Dos tempos de Cascabulho até a trajetória solo, o músico e compositor Silvério Pessoa passou por muitos territórios – físicos, culturais, artísticos. Uma das viagens mais recentes do cantor, no entanto, foi por um método diferente: o de pesquisador acadêmico. O fruto dessa grande aventura, como descreve o autor, foi o a dissertação que agora virou livro, intitulado Religiosidade Popular: França e Pernambuco: Diálogos, Expressões e Conexões (Fonte Editorial).
A obra é lançada sábado (3/12), a partir das 15h, na Semana do Livro de Pernambuco, que acontece no Museu do Estado de Pernambuco.
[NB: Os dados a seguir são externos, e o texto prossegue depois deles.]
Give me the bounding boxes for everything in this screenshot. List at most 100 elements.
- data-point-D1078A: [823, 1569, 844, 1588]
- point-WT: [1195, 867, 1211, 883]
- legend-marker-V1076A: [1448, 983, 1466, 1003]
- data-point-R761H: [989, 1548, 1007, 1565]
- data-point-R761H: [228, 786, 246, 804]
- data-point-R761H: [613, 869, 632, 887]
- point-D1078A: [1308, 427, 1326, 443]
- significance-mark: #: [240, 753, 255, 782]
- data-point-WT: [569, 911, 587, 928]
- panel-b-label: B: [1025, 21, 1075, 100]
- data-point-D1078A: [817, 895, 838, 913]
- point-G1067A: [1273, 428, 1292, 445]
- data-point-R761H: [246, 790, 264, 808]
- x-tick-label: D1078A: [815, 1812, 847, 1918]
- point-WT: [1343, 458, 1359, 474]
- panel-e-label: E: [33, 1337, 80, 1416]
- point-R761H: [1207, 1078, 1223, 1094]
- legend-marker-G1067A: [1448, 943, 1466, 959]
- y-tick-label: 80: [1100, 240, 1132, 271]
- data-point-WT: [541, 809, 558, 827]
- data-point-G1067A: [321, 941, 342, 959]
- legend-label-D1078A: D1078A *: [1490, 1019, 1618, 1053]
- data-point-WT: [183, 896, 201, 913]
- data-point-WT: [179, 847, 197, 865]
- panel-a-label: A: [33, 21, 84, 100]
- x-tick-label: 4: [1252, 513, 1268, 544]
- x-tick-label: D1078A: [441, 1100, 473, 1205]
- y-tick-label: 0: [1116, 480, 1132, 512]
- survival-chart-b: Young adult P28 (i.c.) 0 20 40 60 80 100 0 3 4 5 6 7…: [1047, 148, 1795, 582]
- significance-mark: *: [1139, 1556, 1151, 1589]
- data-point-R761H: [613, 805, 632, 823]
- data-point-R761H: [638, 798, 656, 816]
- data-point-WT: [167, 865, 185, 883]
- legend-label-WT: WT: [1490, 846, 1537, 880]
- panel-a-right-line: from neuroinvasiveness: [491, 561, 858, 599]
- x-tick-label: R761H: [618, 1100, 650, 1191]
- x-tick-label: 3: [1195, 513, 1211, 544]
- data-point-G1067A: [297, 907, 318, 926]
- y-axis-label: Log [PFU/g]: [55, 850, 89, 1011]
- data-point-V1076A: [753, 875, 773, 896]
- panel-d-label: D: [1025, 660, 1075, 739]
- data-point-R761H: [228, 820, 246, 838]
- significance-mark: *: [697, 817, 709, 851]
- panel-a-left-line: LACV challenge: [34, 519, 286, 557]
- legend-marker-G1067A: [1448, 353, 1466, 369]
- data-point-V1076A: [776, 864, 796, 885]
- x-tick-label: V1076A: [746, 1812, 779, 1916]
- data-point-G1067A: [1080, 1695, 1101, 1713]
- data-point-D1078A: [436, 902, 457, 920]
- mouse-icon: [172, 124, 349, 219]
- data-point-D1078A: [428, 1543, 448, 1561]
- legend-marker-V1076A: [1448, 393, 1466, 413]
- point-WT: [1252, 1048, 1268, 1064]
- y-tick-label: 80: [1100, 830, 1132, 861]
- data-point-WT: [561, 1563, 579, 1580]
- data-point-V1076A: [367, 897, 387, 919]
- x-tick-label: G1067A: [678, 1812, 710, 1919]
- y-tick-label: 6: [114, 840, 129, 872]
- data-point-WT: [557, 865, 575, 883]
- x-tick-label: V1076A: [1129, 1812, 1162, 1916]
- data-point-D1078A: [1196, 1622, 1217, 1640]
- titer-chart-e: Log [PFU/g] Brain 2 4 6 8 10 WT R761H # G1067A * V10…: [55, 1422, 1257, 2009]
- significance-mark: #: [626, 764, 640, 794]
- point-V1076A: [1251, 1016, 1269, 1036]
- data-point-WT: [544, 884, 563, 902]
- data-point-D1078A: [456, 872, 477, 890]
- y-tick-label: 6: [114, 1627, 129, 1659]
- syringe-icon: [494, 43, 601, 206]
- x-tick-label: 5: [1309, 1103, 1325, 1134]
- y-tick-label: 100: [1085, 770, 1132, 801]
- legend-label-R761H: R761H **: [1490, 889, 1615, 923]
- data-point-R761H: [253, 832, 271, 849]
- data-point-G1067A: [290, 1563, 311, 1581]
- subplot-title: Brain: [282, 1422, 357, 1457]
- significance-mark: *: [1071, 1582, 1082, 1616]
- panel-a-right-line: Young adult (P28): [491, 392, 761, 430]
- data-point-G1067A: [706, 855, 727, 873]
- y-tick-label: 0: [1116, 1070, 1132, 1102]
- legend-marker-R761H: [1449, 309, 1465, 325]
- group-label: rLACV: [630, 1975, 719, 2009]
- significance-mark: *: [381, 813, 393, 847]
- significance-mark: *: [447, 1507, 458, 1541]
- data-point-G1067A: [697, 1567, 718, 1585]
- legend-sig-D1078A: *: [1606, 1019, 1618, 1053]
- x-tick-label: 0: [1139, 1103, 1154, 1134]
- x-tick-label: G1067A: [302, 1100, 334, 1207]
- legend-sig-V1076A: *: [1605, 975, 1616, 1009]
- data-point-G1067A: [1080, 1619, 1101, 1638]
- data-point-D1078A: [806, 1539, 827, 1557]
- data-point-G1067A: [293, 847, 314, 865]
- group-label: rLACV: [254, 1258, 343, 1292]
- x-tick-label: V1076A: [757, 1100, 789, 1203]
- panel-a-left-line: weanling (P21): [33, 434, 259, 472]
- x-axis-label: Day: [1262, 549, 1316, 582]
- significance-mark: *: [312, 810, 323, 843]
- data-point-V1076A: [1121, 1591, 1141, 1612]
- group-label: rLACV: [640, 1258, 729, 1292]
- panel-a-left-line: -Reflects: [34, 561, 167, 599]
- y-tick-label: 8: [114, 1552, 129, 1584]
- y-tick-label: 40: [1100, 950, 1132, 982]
Mestre em Ciências da Religião pela Universidade Católica em Pernambuco, Silvério vai falar no evento da pesquisa sobre as semelhanças e singularidades de Pernambuco com a Occitânia, parte do sul da França.
A cultura occitana chamou atenção de Silvério desde o nascimento do disco de Lenine, O Dia em que Faremos Contato, de 1997. Uma das faixas tinha participação de dois emboladores franceses, que soavam como parte perfeita de um côco. “Quando fui a França, fui procurar os músicos – eles usavam pandeiros pernambucanos. Então, em meus dias de folga das turnês, eu deixava de ser o Silvério músico para me tornar o Silvério pesquisador”, conta.
O encontro com a cultura occitana foi essencial. “Uma das coisas que mais me impressionou foi a religiosidade popular de lá ser parecida com a daqui. No nosso imaginário, a França é laica, e laica de um modo mais veemente do que aqui – proíbe, por exemplo, símbolos religiosos em espaços públicos. O que eu vi, no entanto, no sul da França, foi um povo extremamente religioso e devoto, parecido com Pernambuco. Quis levar isso para o Brasil e para o mestrado”, comenta.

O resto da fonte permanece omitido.